Die kurze Strecke von Walvis Bay nach Swakopmund eröffnet neue Ansichten Namibias: zum einen mussten wir feststellen, dass es tatsächlich Geschwindigkeitskontrollen in Namibia gibt. Ein BMW (ist mal wieder typisch), der uns schnittig überholt hat, wurde gleich rausgewunken.... Bemerkenswerter ist aber, dass die B2 direkt an der Küste liegt und man kann deutlich sehen, dass die Wüste direkt im Meer endet. Es gibt keinen Grünstreifen wie z.B. an der Ostküste Australiens, die das Meer von der Wüste trennt. Ein sehr beeindruckendes Naturschauspiel.
Gelandet sind wir im "Swakopmund Hotel", das wir sowohl vom Ambiente als auch vom Service eindeutig empfehlen können.
Heute ist Sonntag und alle Geschäfte haben geschlossen. Das hält uns aber nicht davon ab, die Strandpromenade zu inspizieren. Auf dem Weg dorthin wird gleich klar, dass hier die meisten deutschstämmigen Menschen leben.
Diese Form der Architektur findet man in Deutschland immer weniger. Viele Gebäude sind hier um die Jahrhundertwende gebaut worden.... des letzten Jahrhunderts. Wir finden Gebäude von 1904 und 1906. Obwohl die Straßen alle umbenannt wurden, finden wir an dem einen oder anderen Haus alte Schilder mit Straßennamen, wie beispielsweise "Kaiser Wilhelm Straße". Wir können nur hoffen, dass die allgemeine Gesinnung deutlich moderner ist.

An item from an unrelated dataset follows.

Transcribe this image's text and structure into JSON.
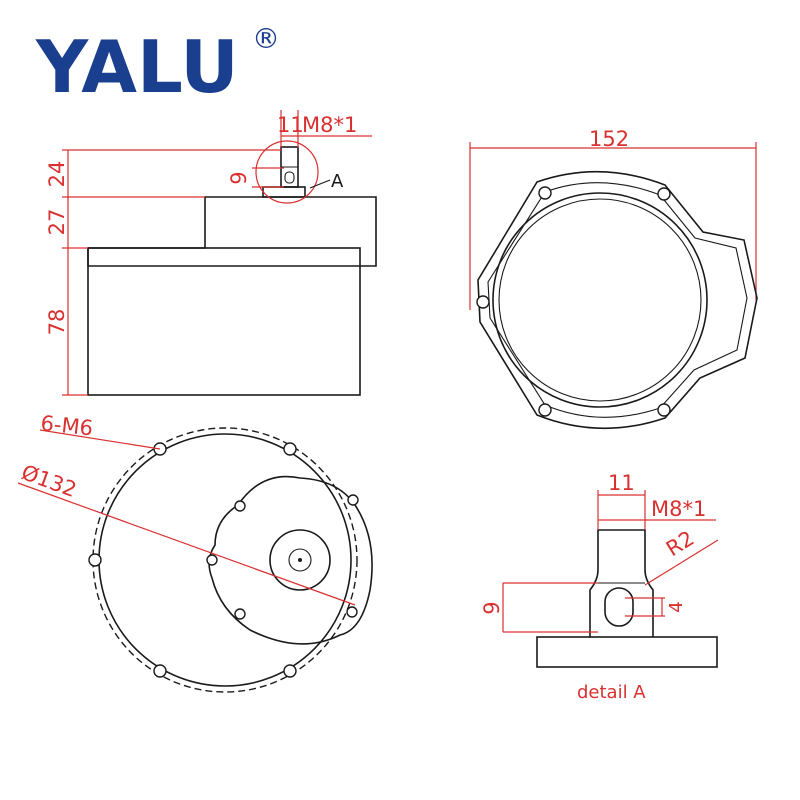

Das "Swakopmund Hotel" bietet einen kostenlosen Internetzugang für seine Gäste an. Den nutzen wir gleich, um Urlaubsgrüße zu verschicken.
Das Tagesziel heute ist "Cape Cross", das etwa 120km von Swakopmund entfernt liegt. Hier ist eine Robbenkolonie von riesiger Größe angesiedelt. Es leben etwa 80000 - 100000 Tiere hier in dieser Kolonie. Die Fahrt dorthin fährt über einen sehr guten Pad und ist nach einer guten Stunde hinter uns gebracht. Namibia ist wie jedes andere Land auch: gibt es etwas zu sehen, wird gleich abkassiert. Hier dürfen wir 60 N$ bezahlen, um uns dieses Spektakel anzusehen. Gesagt, getan und wir fahren noch 2km von dem Kassenhäuschen zur Küste.
Als wir die Tür öffnen, möchten wir am liebsten gleich wieder einsteigen. Der Gestank ist fast unerträglich. Wieso muss der Wind eigentlich immer vom Meer Richtung Land wehen? Als wir dann ein paar Meter vom Parkplatz zur Absperrung laufen, eröffnet sich uns ein tierischer Anblick: tausende Robben liegen am Strand, schlafen, spielen oder schreien sich an.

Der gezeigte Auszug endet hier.